Ecology & Evolutionary Biology Department, University of Arizona, Tucson, Arizona, USA.
Department of Environmental Science, University of Arizona, Tucson, Arizona, USA.
Glob Chang Biol. 2022 Feb;28(3):950-968. doi: 10.1111/gcb.15970. Epub 2021 Nov 17.
Permafrost thaw is a major potential feedback source to climate change as it can drive the increased release of greenhouse gases carbon dioxide (CO ) and methane (CH ). This carbon release from the decomposition of thawing soil organic material can be mitigated by increased net primary productivity (NPP) caused by warming, increasing atmospheric CO , and plant community transition. However, the net effect on C storage also depends on how these plant community changes alter plant litter quantity, quality, and decomposition rates. Predicting decomposition rates based on litter quality remains challenging, but a promising new way forward is to incorporate measures of the energetic favorability to soil microbes of plant biomass decomposition. We asked how the variation in one such measure, the nominal oxidation state of carbon (NOSC), interacts with changing quantities of plant material inputs to influence the net C balance of a thawing permafrost peatland. We found: (1) Plant productivity (NPP) increased post-thaw, but instead of contributing to increased standing biomass, it increased plant biomass turnover via increased litter inputs to soil; (2) Plant litter thermodynamic favorability (NOSC) and decomposition rate both increased post-thaw, despite limited changes in bulk C:N ratios; (3) these increases caused the higher NPP to cycle more rapidly through both plants and soil, contributing to higher CO and CH fluxes from decomposition. Thus, the increased C-storage expected from higher productivity was limited and the high global warming potential of CH contributed a net positive warming effect. Although post-thaw peatlands are currently C sinks due to high NPP offsetting high CO release, this status is very sensitive to the plant community's litter input rate and quality. Integration of novel bioavailability metrics based on litter chemistry, including NOSC, into studies of ecosystem dynamics, is needed to improve the understanding of controls on arctic C stocks under continued ecosystem transition.

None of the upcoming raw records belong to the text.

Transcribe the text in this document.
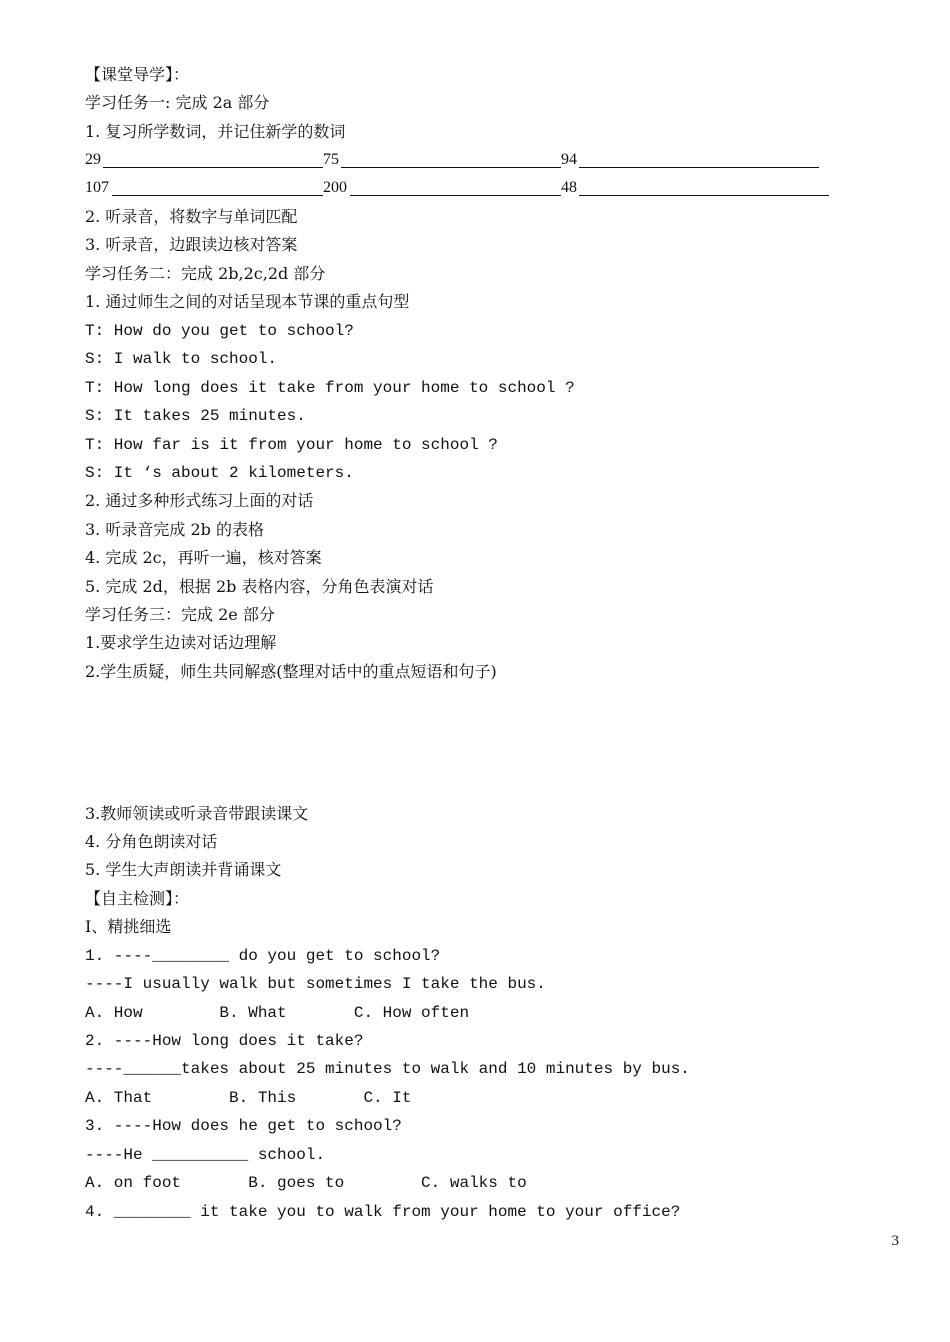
【课堂导学】：

学习任务一: 完成 2a 部分

1. 复习所学数词，并记住新学的数词

29	75	94
107	200	48

2. 听录音，将数字与单词匹配

3. 听录音，边跟读边核对答案

学习任务二：完成 2b,2c,2d 部分

1. 通过师生之间的对话呈现本节课的重点句型

T: How do you get to school?

S: I walk to school.

T: How long does it take from your home to school ?

S: It takes 25 minutes.

T: How far is it from your home to school ?

S: It ‘s about 2 kilometers.

2. 通过多种形式练习上面的对话

3. 听录音完成 2b 的表格

4. 完成 2c，再听一遍，核对答案

5. 完成 2d，根据 2b 表格内容，分角色表演对话

学习任务三：完成 2e 部分

1.要求学生边读对话边理解

2.学生质疑，师生共同解惑(整理对话中的重点短语和句子)

3.教师领读或听录音带跟读课文

4. 分角色朗读对话

5. 学生大声朗读并背诵课文

【自主检测】：

I、精挑细选

1. ----________ do you get to school?

----I usually walk but sometimes I take the bus.

A. How        B. What       C. How often

2. ----How long does it take?

----______takes about 25 minutes to walk and 10 minutes by bus.

A. That        B. This       C. It

3. ----How does he get to school?

----He __________ school.

A. on foot       B. goes to        C. walks to

4. ________ it take you to walk from your home to your office?

3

永冻层解冻是气候变化的一个主要潜在反馈源,因为它可以促使温室气体二氧化碳 (CO ) 和甲烷 (CH ) 的释放增加。这种由于土壤有机物质解冻分解而释放的碳可以通过变暖引起的净初级生产力 (NPP) 增加、大气中 CO 的增加和植物群落演替得到缓解。然而,碳储存的净效应还取决于这些植物群落变化如何改变植物凋落物的数量、质量和分解速率。基于凋落物质量预测分解速率仍然具有挑战性,但一个有前途的新方法是纳入衡量植物生物量分解对土壤微生物的能量有利性的措施。我们想知道这种衡量方法之一,即碳的名义氧化态 (NOSC) 的变化如何与植物物质输入量的变化相互作用,从而影响解冻永冻泥炭地的净碳平衡。我们发现:(1) 植物生产力 (NPP) 在解冻后增加,但它没有通过增加地上生物量来增加,而是通过增加凋落物输入到土壤来增加植物生物量周转;(2) 尽管 bulk C:N 比变化有限,但植物凋落物热力学有利性 (NOSC) 和分解速率都在解冻后增加;(3) 这些增加导致更高的 NPP 更快地在植物和土壤中循环,导致更高的 CO 和 CH 从分解中释放出来。因此,由于较高的生产力而预期的更高的碳储存量受到限制,并且 CH 的高全球变暖潜势导致了净正变暖效应。尽管由于高 NPP 抵消了高 CO 的释放,解冻后的泥炭地目前是碳汇,但这种状态对植物群落凋落物输入率和质量非常敏感。需要将基于凋落物化学的新型生物利用度指标(包括 NOSC)纳入生态系统动态研究中,以提高对北极碳储量在持续生态系统转变下的控制因素的理解。